Docker is the newest “whale” on the block, exploding over the past two years as an enabler of micro-service architecture. Docker has been VERY successful, and Microsoft has been very publically supportive of Docker.
Docker is about thinking in smaller parts. The old way of thinking is an application is one large box. The problem is that when your big VM application goes down, there’s a lot of hurt. In the past, the decisions were to scale UP or scale OUT. The popular opinion (at this time) is to scale out. The scale out model is to take what you have right now, duplicating that multiple times. Upon further looking into your application, you may have multiple functional units (i.e., web front end, api layer, etc.) The question that is really required, what if you only need to scale out a portion of your application. scaling out by VM isn’t necessarily the way to go.
When thinking about Docker, you need to start thinking about images. A Docker image may be the web front end image, and an API image. Once you have an image, you can spin up multiple containers to the image. Finally, you deploy the container to a VM.
This session had some promise, but I really felt I missed the “journey” of why I may containerize my database layer and have several different databases that are copies. This is a fast-moving paradigm, so I’m going to keep my eye on Docker.
Managing Cloud Environment and Application Lifecycle Using Azure Tools and Visual Studio Online
A problem currently exists: in Azure, all of your resources are individuals. A VM, a virtual network, a SQL Azure database. The problem is you don’t know which resources as associated with each other. Enter Azure Resource Manager (ASM).
ASM is a lifecycle container, providing declarative configuration (via code that can be checked in). Support is limited right now, but in Preview there is support for VMs, Networks, and Storage.
ASM uses resource groups are tightly coupled containers of multiple resources of similar or different types. A resource group allows you to provision all the resources in a group via a template, and forces a “linked” feeling.

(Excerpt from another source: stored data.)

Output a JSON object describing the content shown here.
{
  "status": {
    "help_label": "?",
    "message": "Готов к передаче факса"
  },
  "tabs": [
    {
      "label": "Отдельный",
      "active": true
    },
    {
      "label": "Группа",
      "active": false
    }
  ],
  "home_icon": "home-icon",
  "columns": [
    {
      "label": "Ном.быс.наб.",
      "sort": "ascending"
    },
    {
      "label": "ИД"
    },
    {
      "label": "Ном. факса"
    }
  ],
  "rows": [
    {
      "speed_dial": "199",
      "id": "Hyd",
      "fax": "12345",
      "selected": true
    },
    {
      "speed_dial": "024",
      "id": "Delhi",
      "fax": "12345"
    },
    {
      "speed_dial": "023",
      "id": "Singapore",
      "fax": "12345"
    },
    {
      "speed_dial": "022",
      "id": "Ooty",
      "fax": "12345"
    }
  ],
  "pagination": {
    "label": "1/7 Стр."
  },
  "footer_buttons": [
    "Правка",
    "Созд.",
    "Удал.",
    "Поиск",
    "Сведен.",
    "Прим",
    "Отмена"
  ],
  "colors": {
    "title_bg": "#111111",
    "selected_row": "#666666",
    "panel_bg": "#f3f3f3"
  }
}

How this Integrates with Visual Studio
Within Visual Studio, you can create a Resource Group Project that defines a template for deploying a resource group to Azure. You can store Powershell scripts used to provision VMs, Web Sites, etc. to Azure. This can then be customized and then stored in source control along side your code.
Azure Dev/Test Labs
This is a new feature (and hidden gem of the conference), which allows an organization to place parameters around an area of Azure quotas, policies, parameters, which limit what your team can do within Azure. Once a lab has been established, the parameters dictate the behaviors that are allowed.

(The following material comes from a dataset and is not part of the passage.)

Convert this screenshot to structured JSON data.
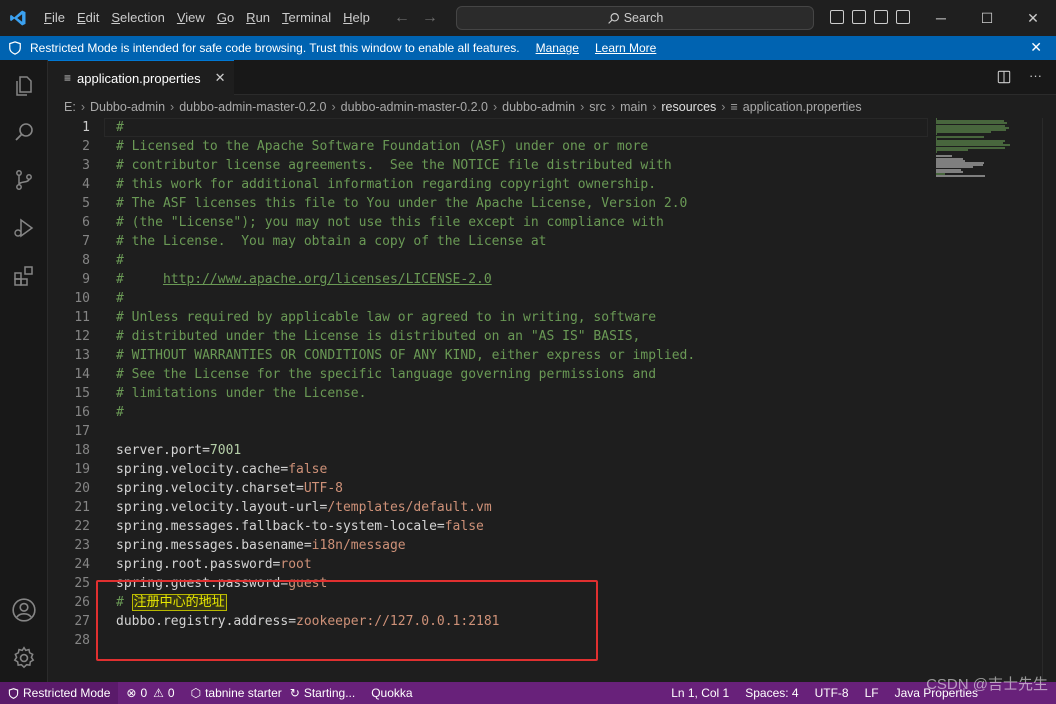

The current thinking around labs are having a bucket of available resources, with Active VMs and Available (pre-created) VMs. On a nightly basis, several VMs are automatically provisioned with new software versions. You have the ability to “claim” an available VM and keep it for yourself. You can also manually create additional VMs.
For management of the lab environment, you can configure VM quotas (# per user, $ target by month), scheduled shutdowns of all VMs (and idle shutdown), available artifacts (artifacts are pre-installed components, i.e., VS, Office, SQL Server, etc.), allowable VM sizes, source control providers for saving the VM template definitions, roles and users, permissions, and many more settings.
This new functionality is going into private preview soon, with the purpose of self-service while adhering to policies for an organization. This also allows templates of process – create once, use everywhere, by everyone.
This new feature is also fully integrated into the new TFS Release Management changes as an action, listed as the “Azure Dev/Test Lab Provisioning” action. Very exciting.